Ihr Team bildete eine V-Formation hinter ihr, wie Gänse auf dem Weg nach Süden. An der Spitze ihre Mitarbeiterin Patti Han, eine brillante junge Anwältin, deren Talente auf dem Stuhl neben Kelly verschwendet waren. Als Nächste kam Kellys Assistentin Cazzadee Johnson, eine langbeinige Schönheit, deren Kompetenz und Gelassenheit ebenfalls unverzichtbar für Kellys Erfolg waren. Zwei Männer bildeten die Nachhut: der Anwalt aus Philadelphia, der als ihr lokaler Berater fungierte, und der Anwalt aus der Vorstadt, ihr hyperlokaler Berater – beide weiß und beide so unscheinbar, dass Kelly sie regelmäßig miteinander verwechselte. Auch sie galten als unverzichtbar, allerdings nur, weil die hiesige Verfahrensordnung dies vorschrieb – eine Möglichkeit, die Anwälte und Anwältinnen der Stadt vor in fremdem Revier wildernder Konkurrenz aus anderen Bundesstaaten zu schützen, zum Beispiel vor Kelly. Javier Torres, ihr Ermittler, zählte ebenfalls zum Team. Auch er war anwesend, wenngleich nicht auf den Stufen vor dem Gerichtsgebäude. Er lief Patrouille, schlich geschmeidig wie ein Panther durch die Menge.
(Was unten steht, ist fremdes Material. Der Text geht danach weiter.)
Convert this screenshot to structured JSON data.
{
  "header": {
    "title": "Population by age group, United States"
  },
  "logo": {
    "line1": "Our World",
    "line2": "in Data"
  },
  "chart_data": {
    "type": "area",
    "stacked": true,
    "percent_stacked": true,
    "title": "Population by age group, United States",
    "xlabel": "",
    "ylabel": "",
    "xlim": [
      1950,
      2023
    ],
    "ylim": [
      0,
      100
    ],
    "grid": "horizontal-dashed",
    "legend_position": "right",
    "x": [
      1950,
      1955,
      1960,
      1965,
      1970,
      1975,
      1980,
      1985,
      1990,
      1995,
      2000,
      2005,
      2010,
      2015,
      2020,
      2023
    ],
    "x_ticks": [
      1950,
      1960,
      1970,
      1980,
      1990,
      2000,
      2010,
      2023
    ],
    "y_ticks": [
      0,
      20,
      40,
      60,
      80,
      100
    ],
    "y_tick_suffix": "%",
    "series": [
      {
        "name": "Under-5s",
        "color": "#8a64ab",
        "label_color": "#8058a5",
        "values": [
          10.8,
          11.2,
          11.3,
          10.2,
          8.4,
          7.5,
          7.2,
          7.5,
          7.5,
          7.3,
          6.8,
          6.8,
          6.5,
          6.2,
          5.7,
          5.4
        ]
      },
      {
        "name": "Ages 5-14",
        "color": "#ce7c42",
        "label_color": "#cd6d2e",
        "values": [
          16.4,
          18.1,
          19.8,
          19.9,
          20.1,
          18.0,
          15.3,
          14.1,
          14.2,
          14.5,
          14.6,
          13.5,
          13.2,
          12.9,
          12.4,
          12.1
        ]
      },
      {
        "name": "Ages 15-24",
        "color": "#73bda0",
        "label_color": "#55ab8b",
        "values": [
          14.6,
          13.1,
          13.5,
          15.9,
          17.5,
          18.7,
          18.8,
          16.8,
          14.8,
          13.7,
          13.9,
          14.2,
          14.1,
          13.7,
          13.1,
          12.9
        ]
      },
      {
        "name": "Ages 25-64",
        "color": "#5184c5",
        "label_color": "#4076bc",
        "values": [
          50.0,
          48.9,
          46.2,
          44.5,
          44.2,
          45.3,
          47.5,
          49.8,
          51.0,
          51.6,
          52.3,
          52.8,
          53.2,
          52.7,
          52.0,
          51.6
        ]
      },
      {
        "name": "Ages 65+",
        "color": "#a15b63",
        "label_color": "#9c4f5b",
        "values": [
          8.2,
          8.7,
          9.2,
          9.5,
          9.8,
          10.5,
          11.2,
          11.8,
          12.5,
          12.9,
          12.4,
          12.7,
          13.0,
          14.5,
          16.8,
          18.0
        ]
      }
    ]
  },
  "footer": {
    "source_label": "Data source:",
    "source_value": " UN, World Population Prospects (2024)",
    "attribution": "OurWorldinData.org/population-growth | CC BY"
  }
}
»Zehn lange Monate«, begann Kelly, »hat Dr. Benedict die Last einer falschen Anschuldigung tragen müssen.« Ihre Stimme schallte die Stufen hinunter bis auf die Straße. »Sein Ruf wurde beschmutzt. Seine Familie traumatisiert. Er erhielt Hassbriefe und sogar Todesdrohungen. Zudem wurde er an der Ausübung seiner Arbeit gehindert – seiner lebenswichtigen, kritischen Arbeit. All dies ist der abscheulichen Macht falscher Bezichtigungen geschuldet. Und das Schlimmste daran ist, dass er all das stillschweigend ertragen musste. Unser Rechtssystem sieht vor, dass er kein Wort zu seiner eigenen Verteidigung hervorbringen durfte.«
Selbstverständlich war es Kelly gewesen, die ihm verboten hatte, sich zu äußern, aber das musste die Menge nicht wissen.
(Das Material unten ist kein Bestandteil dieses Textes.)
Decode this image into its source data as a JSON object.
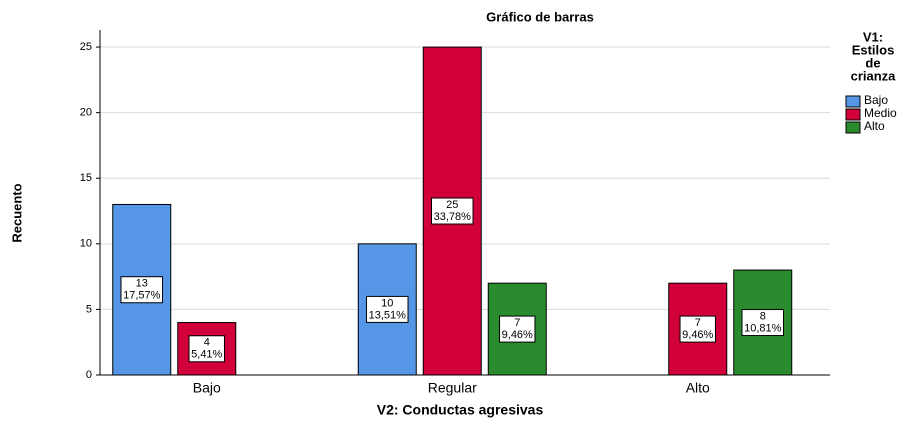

»Heute haben endlich zwölf aufrechte Männer und Frauen das Wort für ihn ergriffen und diese schreckliche Anschuldigung entkräftet.« Sie gestattete sich ein Lächeln, ein breites, strahlendes Lächeln, das wie das Licht des Sonnenaufgangs auf die vor dem Gerichtsgebäude versammelte Menge fiel. »Die Geschworenen kamen zu dem Ergebnis, ihn in allen Punkten freizusprechen – nicht schuldig!«
Die Demonstranten begegneten ihrer Erklärung mit Buhrufen, doch sie hörte nur den Applaus und das Jubeln der Gegendemonstranten. Als gute Cheerleaderin hatte sie genau gewusst, wie sie ihre Seite aufpeitschen musste, um die andere zum Verstummen zu bringen. Diese Methode funktionierte auch heute noch. Triumphierend riss sie beide Arme in die Höhe, und Team Benedict brüllte seine Zustimmung und ließ das Blut in ihren Adern schneller fließen.
Dieser Moment war ihre Entschädigung für alles, was sie geopfert hatte und was sie noch auf sich nehmen würde. Seit zehn Jahren tat sie nichts anderes, als Männer zu verteidigen, denen Sexualverbrechen vorgeworfen wurden. Sportler und Musiker waren ihr täglich Brot, gelegentlich kam ein CEO hinzu. Es war eine schmutzige Arbeit – die Anschuldigungen an sich waren schmutzig, genau wie die grenzwertigen Taktiken, um sie zu entkräften. Die dreisten Wege, Zweifel zu säen. Mitunter kam sie sich selbst beschmutzt vor, als würde Dreck an ihren Händen kleben – dunkle Flecken ihrer Komplizenschaft. Doch Momente wie dieser ließen die Flecken verschwinden. Es war, als würde man ein Streichholz an Zunder halten und die Flammen aufflackern sehen. Läuterung durch Feuer, Silber im Schmelzofen.
Sie liebte es zu gewinnen. Sie lebte, um zu gewinnen. Das war das ganze Geheimnis ihres Erfolgs. Ihre Siege waren nicht ihrer übermäßigen Brillanz im Gerichtssaal geschuldet. Sie besaß nicht mehr Talent als eine Durchschnittsanwältin oder ein Durchschnittsanwalt. Was sie dagegen besaß, war diese beständige Siegeslust.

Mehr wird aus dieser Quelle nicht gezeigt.